Xolela Mangcu, visiting scholar at the Public Intellectual Life 
Project at the University of Witwatersrand in Johannesburg, argued 
in an October 19 Business Day column that both Zikalala and Mpofu 
were appointed to be political mouthpieces and not captains of an 
independent media, as required by the SABC charter. Mpofu's apparent 
inaction against Zikalala, he said, is "simply a symptomatic 
manifestation of a broader political, cultural and institutional 
malaise in this country.  It is a malaise born of a cynical 
political culture in which political leaders brook no dissent, feed 
on public resources and then tell the sick and the poor to eat cake. 

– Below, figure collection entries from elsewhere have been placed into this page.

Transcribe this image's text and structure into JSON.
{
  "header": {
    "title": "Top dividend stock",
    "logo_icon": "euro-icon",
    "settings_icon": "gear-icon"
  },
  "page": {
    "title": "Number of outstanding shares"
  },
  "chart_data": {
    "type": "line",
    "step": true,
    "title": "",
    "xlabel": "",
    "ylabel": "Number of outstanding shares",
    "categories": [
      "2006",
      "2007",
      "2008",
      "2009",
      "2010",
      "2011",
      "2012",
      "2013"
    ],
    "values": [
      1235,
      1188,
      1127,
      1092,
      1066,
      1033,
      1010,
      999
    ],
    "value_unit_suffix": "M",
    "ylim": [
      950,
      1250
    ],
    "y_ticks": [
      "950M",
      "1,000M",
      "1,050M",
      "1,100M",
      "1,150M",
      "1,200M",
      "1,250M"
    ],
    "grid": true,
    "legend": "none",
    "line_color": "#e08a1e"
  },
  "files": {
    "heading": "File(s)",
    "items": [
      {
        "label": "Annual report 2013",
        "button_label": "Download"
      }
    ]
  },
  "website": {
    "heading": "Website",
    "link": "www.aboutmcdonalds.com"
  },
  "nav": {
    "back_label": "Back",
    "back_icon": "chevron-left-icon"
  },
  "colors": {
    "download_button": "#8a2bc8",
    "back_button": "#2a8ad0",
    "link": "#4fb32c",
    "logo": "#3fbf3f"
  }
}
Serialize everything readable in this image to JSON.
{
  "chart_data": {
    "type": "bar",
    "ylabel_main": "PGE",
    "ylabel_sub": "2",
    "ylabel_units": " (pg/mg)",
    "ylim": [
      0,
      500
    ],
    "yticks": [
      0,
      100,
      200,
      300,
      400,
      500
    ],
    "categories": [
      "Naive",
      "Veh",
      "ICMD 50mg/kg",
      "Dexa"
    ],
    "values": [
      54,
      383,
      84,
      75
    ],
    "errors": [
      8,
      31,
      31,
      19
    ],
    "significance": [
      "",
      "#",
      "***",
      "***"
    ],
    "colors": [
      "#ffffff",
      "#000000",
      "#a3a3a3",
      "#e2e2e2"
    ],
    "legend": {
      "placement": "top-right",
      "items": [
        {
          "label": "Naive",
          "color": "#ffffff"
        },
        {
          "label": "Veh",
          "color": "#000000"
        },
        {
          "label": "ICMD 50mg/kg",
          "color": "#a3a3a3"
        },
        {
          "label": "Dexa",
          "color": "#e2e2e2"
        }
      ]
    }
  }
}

 Such political cultures never change until and unless there is a 
political revolution that ushers in a new leadership cadre." 
 
------- 
Comment 
------- 
 
10.  (SBU) While the commissioners made clear that much of the 
testimony they heard focused on Zikalala and a narrow range of radio 
and television programs, their report left little doubt the SABC is 
not properly performing its role as an independent broadcaster 
airing a wide spectrum of opinion.  The SABC Board's initial 
response to the commission's findings is not encouraging for those 
who believe meaningful reform of the newsroom is urgently needed. 
Mpofu's subsequent public diatribe suggests an appalling 
misunderstanding of legitimate freedom of expression concerns. 
Those responses are troubling for post-apartheid South Africa, in 
which an independent SABC was envisioned to be a pillar of 
democratic development in a color-blind nation.